Antes que se desate a festejar o fim das trafulhices governamentais, susceptíveis de causar prejuízo público e ameaça aos processos políticos democráticos, eu traduzo o jargão socialista para português: “Considera-se desinformação todo o escrutínio das mentiras perpetradas pela oligarquia instalada, etc.” Em suma, contestar o PS passa a ser crime. Até aqui, era apenas uma impertinência inconsequente – como os sumiços de Manuela Moura Guedes, Camilo Lourenço e Ana Leal da televisão, e, no caso de um humílimo colunista, a expulsão do “DN” e da “Sábado”.
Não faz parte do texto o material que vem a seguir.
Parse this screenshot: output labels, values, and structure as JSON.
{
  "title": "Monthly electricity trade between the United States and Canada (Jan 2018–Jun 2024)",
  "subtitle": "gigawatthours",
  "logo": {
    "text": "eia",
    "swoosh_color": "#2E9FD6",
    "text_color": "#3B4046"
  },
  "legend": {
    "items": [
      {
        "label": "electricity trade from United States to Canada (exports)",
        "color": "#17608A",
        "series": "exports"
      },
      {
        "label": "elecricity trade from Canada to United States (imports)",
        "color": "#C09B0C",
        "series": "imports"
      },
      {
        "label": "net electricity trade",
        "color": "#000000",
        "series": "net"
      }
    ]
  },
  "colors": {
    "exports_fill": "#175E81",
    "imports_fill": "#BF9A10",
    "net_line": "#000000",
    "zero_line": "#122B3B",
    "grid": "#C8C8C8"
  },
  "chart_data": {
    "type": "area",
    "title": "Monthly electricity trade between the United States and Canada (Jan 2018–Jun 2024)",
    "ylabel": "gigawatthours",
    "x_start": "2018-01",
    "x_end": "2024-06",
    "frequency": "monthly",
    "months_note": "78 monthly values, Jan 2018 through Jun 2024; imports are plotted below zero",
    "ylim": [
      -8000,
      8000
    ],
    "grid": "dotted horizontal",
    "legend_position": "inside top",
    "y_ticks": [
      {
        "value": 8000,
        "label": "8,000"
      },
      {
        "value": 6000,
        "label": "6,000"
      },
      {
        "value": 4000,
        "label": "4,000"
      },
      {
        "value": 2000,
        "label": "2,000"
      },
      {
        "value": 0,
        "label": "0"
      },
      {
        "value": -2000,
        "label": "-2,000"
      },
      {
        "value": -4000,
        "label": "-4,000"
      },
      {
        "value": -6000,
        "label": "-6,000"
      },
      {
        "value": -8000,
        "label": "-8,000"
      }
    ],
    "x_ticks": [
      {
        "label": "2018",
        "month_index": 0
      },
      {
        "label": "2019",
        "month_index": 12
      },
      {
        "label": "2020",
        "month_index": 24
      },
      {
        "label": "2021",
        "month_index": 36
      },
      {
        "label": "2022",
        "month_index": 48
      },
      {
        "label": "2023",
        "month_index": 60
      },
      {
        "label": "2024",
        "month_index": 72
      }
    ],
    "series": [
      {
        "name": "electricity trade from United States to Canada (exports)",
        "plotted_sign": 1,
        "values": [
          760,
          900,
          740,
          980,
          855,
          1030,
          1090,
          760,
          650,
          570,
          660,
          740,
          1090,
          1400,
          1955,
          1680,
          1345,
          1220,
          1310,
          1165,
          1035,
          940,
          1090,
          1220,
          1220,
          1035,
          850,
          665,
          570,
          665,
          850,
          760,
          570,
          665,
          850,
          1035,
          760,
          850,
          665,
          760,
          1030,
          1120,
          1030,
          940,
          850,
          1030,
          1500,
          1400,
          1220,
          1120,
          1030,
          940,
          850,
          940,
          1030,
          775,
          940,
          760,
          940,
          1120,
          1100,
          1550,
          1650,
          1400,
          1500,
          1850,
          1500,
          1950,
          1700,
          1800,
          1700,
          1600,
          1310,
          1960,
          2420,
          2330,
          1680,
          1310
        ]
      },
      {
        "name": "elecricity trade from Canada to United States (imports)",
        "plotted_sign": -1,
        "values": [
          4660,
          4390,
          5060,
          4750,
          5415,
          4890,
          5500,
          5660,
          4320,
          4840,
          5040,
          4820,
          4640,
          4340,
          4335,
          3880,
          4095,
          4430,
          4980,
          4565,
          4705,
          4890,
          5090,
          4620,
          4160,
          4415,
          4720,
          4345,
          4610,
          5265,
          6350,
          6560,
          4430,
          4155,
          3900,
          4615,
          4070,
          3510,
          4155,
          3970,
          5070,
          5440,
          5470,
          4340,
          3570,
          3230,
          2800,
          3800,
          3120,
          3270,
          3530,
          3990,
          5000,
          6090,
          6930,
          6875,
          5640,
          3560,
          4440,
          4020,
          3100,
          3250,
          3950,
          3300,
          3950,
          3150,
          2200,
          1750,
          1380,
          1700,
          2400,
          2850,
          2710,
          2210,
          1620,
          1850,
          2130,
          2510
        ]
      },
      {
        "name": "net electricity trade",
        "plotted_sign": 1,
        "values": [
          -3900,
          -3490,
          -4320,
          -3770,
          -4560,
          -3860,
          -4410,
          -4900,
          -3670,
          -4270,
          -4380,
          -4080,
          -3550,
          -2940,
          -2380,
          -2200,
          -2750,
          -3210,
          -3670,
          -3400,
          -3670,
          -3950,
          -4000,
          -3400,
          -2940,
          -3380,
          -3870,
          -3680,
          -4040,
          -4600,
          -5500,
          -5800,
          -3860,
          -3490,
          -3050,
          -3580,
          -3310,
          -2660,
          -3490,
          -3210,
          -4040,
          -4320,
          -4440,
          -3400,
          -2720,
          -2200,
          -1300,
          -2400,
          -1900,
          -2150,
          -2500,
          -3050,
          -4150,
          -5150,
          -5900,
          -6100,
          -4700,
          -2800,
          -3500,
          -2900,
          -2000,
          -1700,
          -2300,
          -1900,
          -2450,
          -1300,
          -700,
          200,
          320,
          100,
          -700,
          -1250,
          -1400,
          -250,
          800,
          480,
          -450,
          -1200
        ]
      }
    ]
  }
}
No referido Artigo 6º, a sabuja no cimo do bolo é a matéria do ponto 6: “O Estado apoia a criação de estruturas de verificação de factos por órgãos de comunicação social devidamente registados e incentiva a atribuição de selos de qualidade por entidades fidedignas dotadas do estatuto de utilidade pública.” Leia-se o PS subsidia uns compinchas para corroborar a propaganda. E o “Polígrafo” terá concorrência feroz.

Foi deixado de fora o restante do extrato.